STEFHENS COMPRA UMA CIDADE
Mr. Stefhens simplesmente nos comprou.
Quis tudo como estava. Não nos despejou das casas nem disse muita coisa. Aliás,
Mr. Stefhens não falava, quero dizer, não ouvimos uma vez sequer as palavras de
Mr. Stefhens. Ficava olhando tudo como se fosse a primeira vez, com as mãos nos
bolsos, balançando a cabeça mas sem que isso dissesse muito. Mr. Stefhens não
era um homem que extravasasse seus sentimentos. Quanto a isso nos acostumamos
logo. Nunca perguntamos a Mr. Stefhens o que ele pensava nos seus passeios e da
compra da cidade. O homem não parecia perigoso, mas até meio abobalhado, quando
daqueles passeios intermináveis.
Vivia medindo as ruas, contando as
casas e vez por outra circulava a cidade em passos que, a todos nós, pareciam
misteriosos, mas que para Mr. Stefhens tinha lá o seu sentido: o homem não era
louco. Pelo menos não aparentava. E o deixamos aos seus estranhos afazeres. Por
isso quase não notamos quando chegaram as grandes traves de ferro, as cercas,
as telas de aço e os veículos cheios de trabalhadores mal encarados e mudos.

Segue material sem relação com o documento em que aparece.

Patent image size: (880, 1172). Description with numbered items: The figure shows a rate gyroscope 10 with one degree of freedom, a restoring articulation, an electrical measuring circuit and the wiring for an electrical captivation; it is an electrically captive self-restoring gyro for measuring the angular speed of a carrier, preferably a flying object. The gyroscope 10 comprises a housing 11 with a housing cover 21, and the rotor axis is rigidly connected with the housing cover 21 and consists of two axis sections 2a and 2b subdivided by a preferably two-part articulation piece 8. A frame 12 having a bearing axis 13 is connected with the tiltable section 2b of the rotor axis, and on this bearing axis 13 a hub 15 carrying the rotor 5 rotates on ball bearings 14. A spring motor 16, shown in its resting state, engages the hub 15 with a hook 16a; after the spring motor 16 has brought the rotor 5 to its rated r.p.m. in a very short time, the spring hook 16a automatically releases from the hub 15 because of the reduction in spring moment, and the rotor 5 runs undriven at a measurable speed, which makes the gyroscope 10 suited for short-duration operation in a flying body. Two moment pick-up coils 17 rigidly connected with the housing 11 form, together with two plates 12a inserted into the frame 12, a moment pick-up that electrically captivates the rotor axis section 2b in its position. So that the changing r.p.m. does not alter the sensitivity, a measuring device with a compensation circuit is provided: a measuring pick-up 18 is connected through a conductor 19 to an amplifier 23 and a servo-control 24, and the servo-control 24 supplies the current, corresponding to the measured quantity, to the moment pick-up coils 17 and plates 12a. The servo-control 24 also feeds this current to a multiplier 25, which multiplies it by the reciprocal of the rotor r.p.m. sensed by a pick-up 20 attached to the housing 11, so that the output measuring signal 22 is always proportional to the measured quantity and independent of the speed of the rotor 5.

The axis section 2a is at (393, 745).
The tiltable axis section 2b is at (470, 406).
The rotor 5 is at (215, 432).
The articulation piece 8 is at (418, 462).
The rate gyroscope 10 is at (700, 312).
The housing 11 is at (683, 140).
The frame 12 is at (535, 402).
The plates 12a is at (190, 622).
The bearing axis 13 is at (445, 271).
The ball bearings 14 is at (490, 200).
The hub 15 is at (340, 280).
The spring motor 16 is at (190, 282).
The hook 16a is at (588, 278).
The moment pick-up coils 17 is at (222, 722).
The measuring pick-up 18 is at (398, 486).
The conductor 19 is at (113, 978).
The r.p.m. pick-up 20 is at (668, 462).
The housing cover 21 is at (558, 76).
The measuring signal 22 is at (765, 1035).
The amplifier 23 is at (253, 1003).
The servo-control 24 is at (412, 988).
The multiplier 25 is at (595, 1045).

Continuamos nossa vida sem ligar à vida
de Mr. Stefhens. Durante muitos dias homens estranhos pareciam confirmar as
contas que Mr. Stefhens havia feito naquelas semanas que sucederam à compra da
cidade. Isso supúnhamos porque balançavam a cabeça apoiando o caderninho que
Mr. Stefhens mantinha sempre aberto diante dos seus olhos. Armaram os
instrumentos e começaram a cavar buracos em volta da cidade. Tudo perfeitamente
conforme as mais rígidas normas da construção. Fizeram uma espécie de calçada
em volta da cidade e uma mureta também circular. Depois armaram os ferros e
colocaram as telas, que se uniam numa imensa abóbada sobre as nossas cabeças,
envolvendo a cidade. Era uma gaiola bonita, com entrada vistosa, e um
letreiro sobre ela que jamais pudemos ver, não por alguma imposição, mas
simplesmente porque não tivemos curiosidade e disposição. Não nos faziam mal,
por que interferir nos negócios de Mr. Stefhens? Os visitantes que começaram a
surgir, tão diferentes de nós, não perturbavam o desenrolar dos nossos dias e
desconhecíamos suas línguas. Aprendemos a viver com eles entrando em nossas
casas, apontando nossos filhos, mexendo em nossas coisas e até insinuando nossos
desejos. Muitos deles caíam na gargalhada, mas iam todos embora,
impreterivelmente, às cinco horas em ponto, quando Mr. Stefhens fechava a porta
e desaparecia. Mr. Stefhens também não mudou em nada nossa vida.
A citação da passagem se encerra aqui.